Week 4 Reading Post — The Truthful Art: Chapter 6 and Chapter 7
Chapter 6: Exploring Data with Simple Charts
In this chapter, Cairo explains the usefulness of exploring data in order to find patterns and trends, and touches on statistical analysis as a way to observe those patterns. Stories can be found in both the normal (smooth) patterns as well as the deviations from those patterns. The example used in the book was Ibeb, an index used in Brazil to measure the education quality of schools in every state and district. In calculating various measures of central tendency — the mode, median, and mean — one can discover trends and outliers the data. Cairo notes that it is important to know which statistic to calculate and use depending on the distribution of the data and any potential outliers that may skew the statistics. He also points out that taking the mean of a distribution of means cannot also represent the data accurately if the former range of values gives equal weight to varying sizes (i.e. the number of students in any given school). Another way to examine patterns and trends in a data set is to look at the shape of the data; this can be done using histograms, geographical maps, lollipop charts, strip plots (these are super cool), or violin plots, to name a few. The main point of this chapter is to highlight the need to explore data using a variety of statistical analysis and physical data representations. No one method can suffice, you must examine the data at different levels of detail and using different methods in order to find all relevant patterns and trends.

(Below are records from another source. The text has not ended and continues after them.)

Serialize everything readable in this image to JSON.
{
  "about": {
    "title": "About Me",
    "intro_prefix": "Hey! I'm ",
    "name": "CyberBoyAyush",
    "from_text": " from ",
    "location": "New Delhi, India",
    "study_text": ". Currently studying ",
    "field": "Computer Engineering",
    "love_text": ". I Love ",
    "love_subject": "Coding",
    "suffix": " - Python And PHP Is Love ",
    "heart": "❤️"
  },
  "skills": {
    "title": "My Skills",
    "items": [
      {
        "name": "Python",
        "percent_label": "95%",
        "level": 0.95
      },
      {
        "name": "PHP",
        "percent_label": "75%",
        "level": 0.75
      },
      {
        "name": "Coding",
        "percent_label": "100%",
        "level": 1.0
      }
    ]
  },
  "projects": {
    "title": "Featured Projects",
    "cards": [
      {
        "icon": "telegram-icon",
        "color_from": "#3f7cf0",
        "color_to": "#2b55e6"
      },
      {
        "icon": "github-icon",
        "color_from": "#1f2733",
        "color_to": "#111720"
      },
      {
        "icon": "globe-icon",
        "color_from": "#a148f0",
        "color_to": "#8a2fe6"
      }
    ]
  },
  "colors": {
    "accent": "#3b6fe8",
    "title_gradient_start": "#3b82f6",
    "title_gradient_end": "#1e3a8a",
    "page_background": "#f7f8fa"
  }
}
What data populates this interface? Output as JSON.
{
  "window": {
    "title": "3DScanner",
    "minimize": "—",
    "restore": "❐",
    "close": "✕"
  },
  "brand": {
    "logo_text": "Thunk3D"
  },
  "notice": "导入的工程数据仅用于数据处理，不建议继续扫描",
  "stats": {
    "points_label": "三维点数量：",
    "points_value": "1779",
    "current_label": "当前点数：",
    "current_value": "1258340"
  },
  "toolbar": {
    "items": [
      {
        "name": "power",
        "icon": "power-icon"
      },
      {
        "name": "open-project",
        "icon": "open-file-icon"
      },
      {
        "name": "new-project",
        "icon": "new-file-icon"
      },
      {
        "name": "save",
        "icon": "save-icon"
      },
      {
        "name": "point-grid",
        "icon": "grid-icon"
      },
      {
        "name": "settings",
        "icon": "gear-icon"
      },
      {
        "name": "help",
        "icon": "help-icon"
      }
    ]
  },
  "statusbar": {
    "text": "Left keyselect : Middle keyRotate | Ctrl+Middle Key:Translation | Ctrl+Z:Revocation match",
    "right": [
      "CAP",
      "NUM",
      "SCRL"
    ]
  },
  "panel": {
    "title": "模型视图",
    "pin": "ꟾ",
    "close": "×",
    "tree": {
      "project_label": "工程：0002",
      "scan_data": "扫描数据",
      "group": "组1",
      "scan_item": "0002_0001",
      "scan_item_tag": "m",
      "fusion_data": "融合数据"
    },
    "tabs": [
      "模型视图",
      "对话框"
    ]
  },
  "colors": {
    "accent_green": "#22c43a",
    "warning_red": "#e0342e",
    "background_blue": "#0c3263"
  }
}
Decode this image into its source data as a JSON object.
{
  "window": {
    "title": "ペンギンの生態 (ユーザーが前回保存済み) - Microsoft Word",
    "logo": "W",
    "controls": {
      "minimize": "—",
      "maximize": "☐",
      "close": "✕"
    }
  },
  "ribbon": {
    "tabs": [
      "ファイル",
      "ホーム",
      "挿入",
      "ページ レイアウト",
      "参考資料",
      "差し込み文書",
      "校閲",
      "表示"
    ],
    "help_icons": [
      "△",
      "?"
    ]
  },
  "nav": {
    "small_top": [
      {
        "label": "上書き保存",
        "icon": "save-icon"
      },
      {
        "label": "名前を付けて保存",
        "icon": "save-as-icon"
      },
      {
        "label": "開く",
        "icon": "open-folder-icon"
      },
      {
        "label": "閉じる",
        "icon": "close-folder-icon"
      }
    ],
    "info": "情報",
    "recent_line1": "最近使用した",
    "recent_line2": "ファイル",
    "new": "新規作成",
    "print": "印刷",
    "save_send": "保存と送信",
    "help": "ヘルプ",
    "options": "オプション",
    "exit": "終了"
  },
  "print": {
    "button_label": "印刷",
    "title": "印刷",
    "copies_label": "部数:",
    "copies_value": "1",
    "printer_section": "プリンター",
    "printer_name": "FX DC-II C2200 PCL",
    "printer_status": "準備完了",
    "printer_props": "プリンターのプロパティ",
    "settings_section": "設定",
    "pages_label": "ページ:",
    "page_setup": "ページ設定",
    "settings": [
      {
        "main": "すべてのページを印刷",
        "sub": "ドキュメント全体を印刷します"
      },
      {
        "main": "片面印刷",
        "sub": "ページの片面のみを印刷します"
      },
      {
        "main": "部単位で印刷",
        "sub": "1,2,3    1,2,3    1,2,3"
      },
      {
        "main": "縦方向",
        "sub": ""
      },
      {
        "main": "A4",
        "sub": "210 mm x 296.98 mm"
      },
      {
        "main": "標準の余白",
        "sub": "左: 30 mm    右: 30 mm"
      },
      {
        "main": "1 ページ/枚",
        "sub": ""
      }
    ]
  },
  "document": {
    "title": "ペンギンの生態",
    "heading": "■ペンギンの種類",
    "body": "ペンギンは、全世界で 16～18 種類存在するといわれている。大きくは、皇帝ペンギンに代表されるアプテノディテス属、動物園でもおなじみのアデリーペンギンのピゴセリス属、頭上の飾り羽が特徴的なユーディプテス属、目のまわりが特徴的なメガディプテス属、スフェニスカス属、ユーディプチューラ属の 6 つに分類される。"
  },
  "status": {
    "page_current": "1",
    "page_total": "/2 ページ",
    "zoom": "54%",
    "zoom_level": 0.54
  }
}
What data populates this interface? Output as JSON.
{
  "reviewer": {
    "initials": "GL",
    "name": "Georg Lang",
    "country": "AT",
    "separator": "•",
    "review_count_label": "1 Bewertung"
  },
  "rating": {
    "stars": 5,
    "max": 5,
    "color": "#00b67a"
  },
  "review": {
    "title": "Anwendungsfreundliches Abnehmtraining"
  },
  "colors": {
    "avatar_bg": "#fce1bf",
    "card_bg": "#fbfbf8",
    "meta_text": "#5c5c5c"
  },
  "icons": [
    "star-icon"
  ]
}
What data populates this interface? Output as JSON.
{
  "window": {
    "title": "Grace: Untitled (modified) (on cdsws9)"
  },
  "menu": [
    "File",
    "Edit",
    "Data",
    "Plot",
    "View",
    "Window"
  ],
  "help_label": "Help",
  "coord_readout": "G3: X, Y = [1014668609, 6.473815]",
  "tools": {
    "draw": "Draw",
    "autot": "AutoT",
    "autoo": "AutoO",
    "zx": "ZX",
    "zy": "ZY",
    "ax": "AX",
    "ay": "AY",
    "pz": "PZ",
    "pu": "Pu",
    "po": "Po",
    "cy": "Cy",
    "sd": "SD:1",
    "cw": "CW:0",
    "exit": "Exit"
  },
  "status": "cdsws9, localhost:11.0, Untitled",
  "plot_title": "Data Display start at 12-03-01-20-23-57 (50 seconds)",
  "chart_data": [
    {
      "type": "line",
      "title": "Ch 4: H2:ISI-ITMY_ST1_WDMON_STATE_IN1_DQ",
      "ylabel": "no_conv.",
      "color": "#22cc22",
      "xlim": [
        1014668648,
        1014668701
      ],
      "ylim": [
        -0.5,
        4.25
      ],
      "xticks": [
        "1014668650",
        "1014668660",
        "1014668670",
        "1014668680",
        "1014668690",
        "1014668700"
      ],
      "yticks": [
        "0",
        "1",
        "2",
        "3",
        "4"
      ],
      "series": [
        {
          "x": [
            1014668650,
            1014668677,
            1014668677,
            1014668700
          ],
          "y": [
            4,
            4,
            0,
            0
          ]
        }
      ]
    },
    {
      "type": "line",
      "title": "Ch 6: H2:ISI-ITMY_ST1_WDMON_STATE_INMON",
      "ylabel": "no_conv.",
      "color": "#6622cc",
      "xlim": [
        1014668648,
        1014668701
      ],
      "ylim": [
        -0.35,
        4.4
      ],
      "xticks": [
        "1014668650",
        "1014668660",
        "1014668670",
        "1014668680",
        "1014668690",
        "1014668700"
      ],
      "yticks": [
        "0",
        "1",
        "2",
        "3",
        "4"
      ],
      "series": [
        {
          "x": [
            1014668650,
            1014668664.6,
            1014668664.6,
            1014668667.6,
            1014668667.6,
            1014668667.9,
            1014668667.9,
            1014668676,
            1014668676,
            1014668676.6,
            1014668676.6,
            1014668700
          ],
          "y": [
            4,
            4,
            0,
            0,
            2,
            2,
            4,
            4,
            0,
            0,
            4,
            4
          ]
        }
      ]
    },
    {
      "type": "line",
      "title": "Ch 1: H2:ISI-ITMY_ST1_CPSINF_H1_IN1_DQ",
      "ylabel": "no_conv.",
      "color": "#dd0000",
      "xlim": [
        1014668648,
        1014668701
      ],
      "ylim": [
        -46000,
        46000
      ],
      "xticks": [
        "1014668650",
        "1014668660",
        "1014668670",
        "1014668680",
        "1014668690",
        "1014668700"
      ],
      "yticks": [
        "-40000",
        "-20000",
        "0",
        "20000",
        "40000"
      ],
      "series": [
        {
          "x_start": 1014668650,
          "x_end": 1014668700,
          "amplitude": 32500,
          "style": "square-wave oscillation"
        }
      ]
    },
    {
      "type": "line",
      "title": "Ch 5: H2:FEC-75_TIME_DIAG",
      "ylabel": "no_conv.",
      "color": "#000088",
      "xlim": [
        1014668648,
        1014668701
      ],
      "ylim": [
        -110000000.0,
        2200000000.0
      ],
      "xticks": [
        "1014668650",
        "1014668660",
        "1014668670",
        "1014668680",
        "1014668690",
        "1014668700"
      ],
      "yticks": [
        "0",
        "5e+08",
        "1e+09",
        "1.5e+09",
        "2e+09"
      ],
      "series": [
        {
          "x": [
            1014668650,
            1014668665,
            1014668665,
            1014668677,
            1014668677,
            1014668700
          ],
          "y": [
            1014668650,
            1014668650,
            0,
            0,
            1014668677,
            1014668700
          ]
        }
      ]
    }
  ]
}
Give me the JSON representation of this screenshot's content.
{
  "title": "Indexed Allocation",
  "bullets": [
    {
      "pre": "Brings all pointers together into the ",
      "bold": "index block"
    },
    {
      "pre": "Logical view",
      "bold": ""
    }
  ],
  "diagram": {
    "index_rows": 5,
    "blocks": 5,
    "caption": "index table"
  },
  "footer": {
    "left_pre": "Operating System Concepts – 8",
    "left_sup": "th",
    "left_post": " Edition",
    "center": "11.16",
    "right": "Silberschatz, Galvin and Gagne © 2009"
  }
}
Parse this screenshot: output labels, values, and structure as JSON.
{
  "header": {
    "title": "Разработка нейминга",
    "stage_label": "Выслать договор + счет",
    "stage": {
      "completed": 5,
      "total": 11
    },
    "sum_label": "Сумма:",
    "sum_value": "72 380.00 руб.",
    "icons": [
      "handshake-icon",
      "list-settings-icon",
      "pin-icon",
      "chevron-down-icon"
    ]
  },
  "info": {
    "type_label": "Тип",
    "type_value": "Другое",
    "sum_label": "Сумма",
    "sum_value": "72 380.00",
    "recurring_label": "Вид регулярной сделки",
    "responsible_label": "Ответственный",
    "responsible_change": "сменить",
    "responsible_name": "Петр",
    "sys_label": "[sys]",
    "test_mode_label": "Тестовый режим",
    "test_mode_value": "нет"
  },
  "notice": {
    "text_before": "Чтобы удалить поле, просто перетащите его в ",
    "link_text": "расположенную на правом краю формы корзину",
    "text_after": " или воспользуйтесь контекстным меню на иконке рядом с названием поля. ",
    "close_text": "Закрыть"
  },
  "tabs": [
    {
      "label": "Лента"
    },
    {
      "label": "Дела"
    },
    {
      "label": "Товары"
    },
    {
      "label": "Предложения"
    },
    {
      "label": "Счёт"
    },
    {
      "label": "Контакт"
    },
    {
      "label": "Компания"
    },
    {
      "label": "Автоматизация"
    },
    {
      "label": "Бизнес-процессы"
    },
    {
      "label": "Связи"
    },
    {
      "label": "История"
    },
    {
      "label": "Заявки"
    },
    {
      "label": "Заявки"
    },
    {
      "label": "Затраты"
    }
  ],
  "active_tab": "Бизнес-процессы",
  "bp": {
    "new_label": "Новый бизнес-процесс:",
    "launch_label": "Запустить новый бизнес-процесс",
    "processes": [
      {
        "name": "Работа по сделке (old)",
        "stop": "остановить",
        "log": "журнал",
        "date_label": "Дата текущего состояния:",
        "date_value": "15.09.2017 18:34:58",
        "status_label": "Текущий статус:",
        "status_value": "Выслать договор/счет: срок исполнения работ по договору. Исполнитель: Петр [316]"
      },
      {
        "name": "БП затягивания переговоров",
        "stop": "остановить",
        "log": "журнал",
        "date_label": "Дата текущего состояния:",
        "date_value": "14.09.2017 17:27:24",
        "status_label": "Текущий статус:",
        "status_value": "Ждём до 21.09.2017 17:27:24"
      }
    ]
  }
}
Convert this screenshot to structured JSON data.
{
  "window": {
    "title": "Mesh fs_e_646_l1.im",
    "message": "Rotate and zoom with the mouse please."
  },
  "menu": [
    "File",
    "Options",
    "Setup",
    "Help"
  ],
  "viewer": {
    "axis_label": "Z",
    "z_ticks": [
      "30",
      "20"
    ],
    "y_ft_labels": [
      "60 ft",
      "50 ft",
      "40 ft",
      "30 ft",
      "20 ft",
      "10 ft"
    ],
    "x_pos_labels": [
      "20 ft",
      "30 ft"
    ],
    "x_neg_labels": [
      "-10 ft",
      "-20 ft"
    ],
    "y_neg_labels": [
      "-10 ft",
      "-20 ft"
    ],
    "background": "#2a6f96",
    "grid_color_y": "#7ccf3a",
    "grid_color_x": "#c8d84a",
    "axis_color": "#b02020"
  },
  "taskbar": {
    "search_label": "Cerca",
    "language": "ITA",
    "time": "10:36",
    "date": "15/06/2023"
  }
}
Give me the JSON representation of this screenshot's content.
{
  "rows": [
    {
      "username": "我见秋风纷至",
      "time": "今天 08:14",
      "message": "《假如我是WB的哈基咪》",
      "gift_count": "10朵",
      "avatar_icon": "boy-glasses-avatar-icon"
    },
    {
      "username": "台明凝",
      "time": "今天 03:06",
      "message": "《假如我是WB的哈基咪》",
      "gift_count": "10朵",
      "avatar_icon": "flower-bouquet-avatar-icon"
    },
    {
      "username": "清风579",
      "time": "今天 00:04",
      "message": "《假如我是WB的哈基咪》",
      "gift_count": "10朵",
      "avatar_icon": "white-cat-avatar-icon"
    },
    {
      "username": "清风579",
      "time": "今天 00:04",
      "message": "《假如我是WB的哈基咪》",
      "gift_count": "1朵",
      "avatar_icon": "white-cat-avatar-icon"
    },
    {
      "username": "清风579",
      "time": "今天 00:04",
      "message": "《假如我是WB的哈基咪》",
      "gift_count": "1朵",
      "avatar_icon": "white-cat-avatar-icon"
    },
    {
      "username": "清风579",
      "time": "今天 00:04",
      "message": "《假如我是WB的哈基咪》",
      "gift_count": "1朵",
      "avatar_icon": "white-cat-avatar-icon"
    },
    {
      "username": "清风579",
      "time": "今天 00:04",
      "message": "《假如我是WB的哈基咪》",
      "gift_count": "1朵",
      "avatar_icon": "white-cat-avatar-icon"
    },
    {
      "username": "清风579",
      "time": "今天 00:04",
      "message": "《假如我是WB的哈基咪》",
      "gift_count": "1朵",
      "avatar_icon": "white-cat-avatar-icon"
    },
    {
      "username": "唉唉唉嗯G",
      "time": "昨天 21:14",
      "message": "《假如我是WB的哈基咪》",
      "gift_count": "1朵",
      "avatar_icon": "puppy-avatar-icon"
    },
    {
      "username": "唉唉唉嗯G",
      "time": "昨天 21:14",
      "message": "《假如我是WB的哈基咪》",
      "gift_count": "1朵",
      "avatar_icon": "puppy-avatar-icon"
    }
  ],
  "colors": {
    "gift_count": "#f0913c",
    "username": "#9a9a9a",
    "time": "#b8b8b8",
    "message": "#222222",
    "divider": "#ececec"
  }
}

Chapter 7: Visualizing Distributions
In this chapter, Cairo delves more deeply into statistical analytics used to examine data distributions. The first of these is the standard deviation, which uses variance to calculate how far the data deviates from the mean or average value. Furthermore, one can calculate the standard score (z-score) to observe how far an individual raw score deviates from the mean as measured in standard deviations for that dataset. In calculating these values, you can manipulate and extend the data in order to examine deeper trends or patterns between data points and between data sets. Frequency charts can be a useful alternative to histograms for both exploring data sets on your own as well as revealing the data to viewers. Cairo notes in this chapter again, and I think this holds great importance for science communication and revealing data patterns that do not distort or hide certain parts of the data, that standardizing and averaging scores can be misleading for certain data sets. For example, estimates for small populations show more variation than estimates based on larger populations, simply because of the nature and size of the data distribution.